# Holiday glitter/shimmer lotion



## Tabitha (Jul 26, 2007)

I have played around with making shimmer lotions a couple of times & not been totally pleased w/ my results. I want to add micro mica to some of my lotions for the Holidays but am wondering about ratios. I am useing an awful lot & not geting the shimmer I am wanting. I am useing the 'city ligts' & the "stellar white" micas. Anyone make shimmer lotion with great results? What ratios are you useing? Is there a better shimmer option than the mica? I don't want to do glitter, just shimmer.. or do I? Thanks!


----------



## Tabitha (Jul 28, 2007)

No one?


----------



## Tabitha (Aug 17, 2007)

I am bumping this back up. Does no one make a shimmer lotion?


----------



## Gigi2 (Sep 7, 2007)

What about using glitter that is sold by soap making companies? I am if it's sold as soap safe, what about lotion safe. The company would know.


			
				Tabitha said:
			
		

> I am bumping this back up. Does no one make a shimmer lotion?


----------



## soapbuddy (Sep 8, 2007)

I tried it once. The glitter sank to the bottom. The mica just added color, but not shimmer.

Irena


----------



## Bret (Oct 22, 2007)

What about the ultrafine glitter from MMS?

http://www.thesage.com/catalog/Glitter.html


----------



## Tabitha (Oct 11, 2008)

Bumping this back up.

Every Holiday season I hav the same question.

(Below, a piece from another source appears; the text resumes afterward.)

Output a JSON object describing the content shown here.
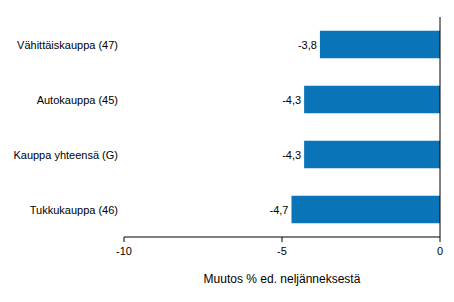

I noticed WSp has added a couple of shimmer products to use as an additive, Anyone try them yet?


----------



## Lane (Oct 13, 2008)

I've use the Bramble Berry Micas... I make a "shimmer bronzer"
 in the summer and a "winter frost" shimmer during winter. 

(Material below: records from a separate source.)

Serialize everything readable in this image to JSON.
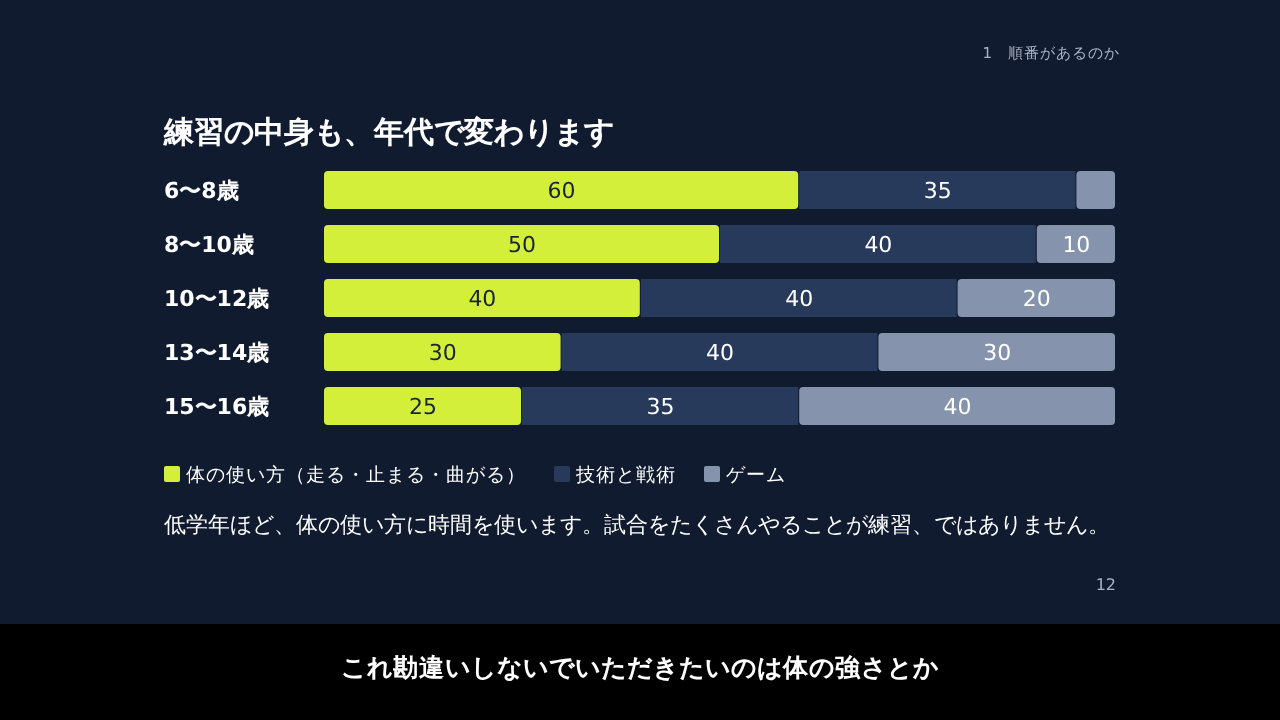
{
  "chart_data": {
    "type": "bar",
    "orientation": "horizontal",
    "stacked": true,
    "title": "練習の中身も、年代で変わります",
    "categories": [
      "6〜8歳",
      "8〜10歳",
      "10〜12歳",
      "13〜14歳",
      "15〜16歳"
    ],
    "series": [
      {
        "name": "体の使い方（走る・止まる・曲がる）",
        "color": "#d4ef3a",
        "values": [
          60,
          50,
          40,
          30,
          25
        ],
        "value_labels": [
          "60",
          "50",
          "40",
          "30",
          "25"
        ]
      },
      {
        "name": "技術と戦術",
        "color": "#283a5c",
        "values": [
          35,
          40,
          40,
          40,
          35
        ],
        "value_labels": [
          "35",
          "40",
          "40",
          "40",
          "35"
        ]
      },
      {
        "name": "ゲーム",
        "color": "#8593ad",
        "values": [
          5,
          10,
          20,
          30,
          40
        ],
        "value_labels": [
          null,
          "10",
          "20",
          "30",
          "40"
        ]
      }
    ],
    "xlim": [
      0,
      100
    ],
    "tick_labels": "y",
    "legend": "bottom left",
    "marker": "square",
    "annotations": [
      "1　順番があるのか",
      "低学年ほど、体の使い方に時間を使います。試合をたくさんやることが練習、ではありません。",
      "12",
      "これ勘違いしないでいただきたいのは体の強さとか"
    ]
  }
}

http://brambleberry.com/micas.html

The Silver Mica is AMAZING! 

And here is a good shimmer lotion recipe to give a good ideas of ratios.

http://www.teachsoap.com/bronze.html

Hope that helps!


----------



## Tabitha (Oct 13, 2008)

That's about a tablspoon for 16oz? Wow that's a lot of mica! 

Winter Frost... that sounds delightful!


----------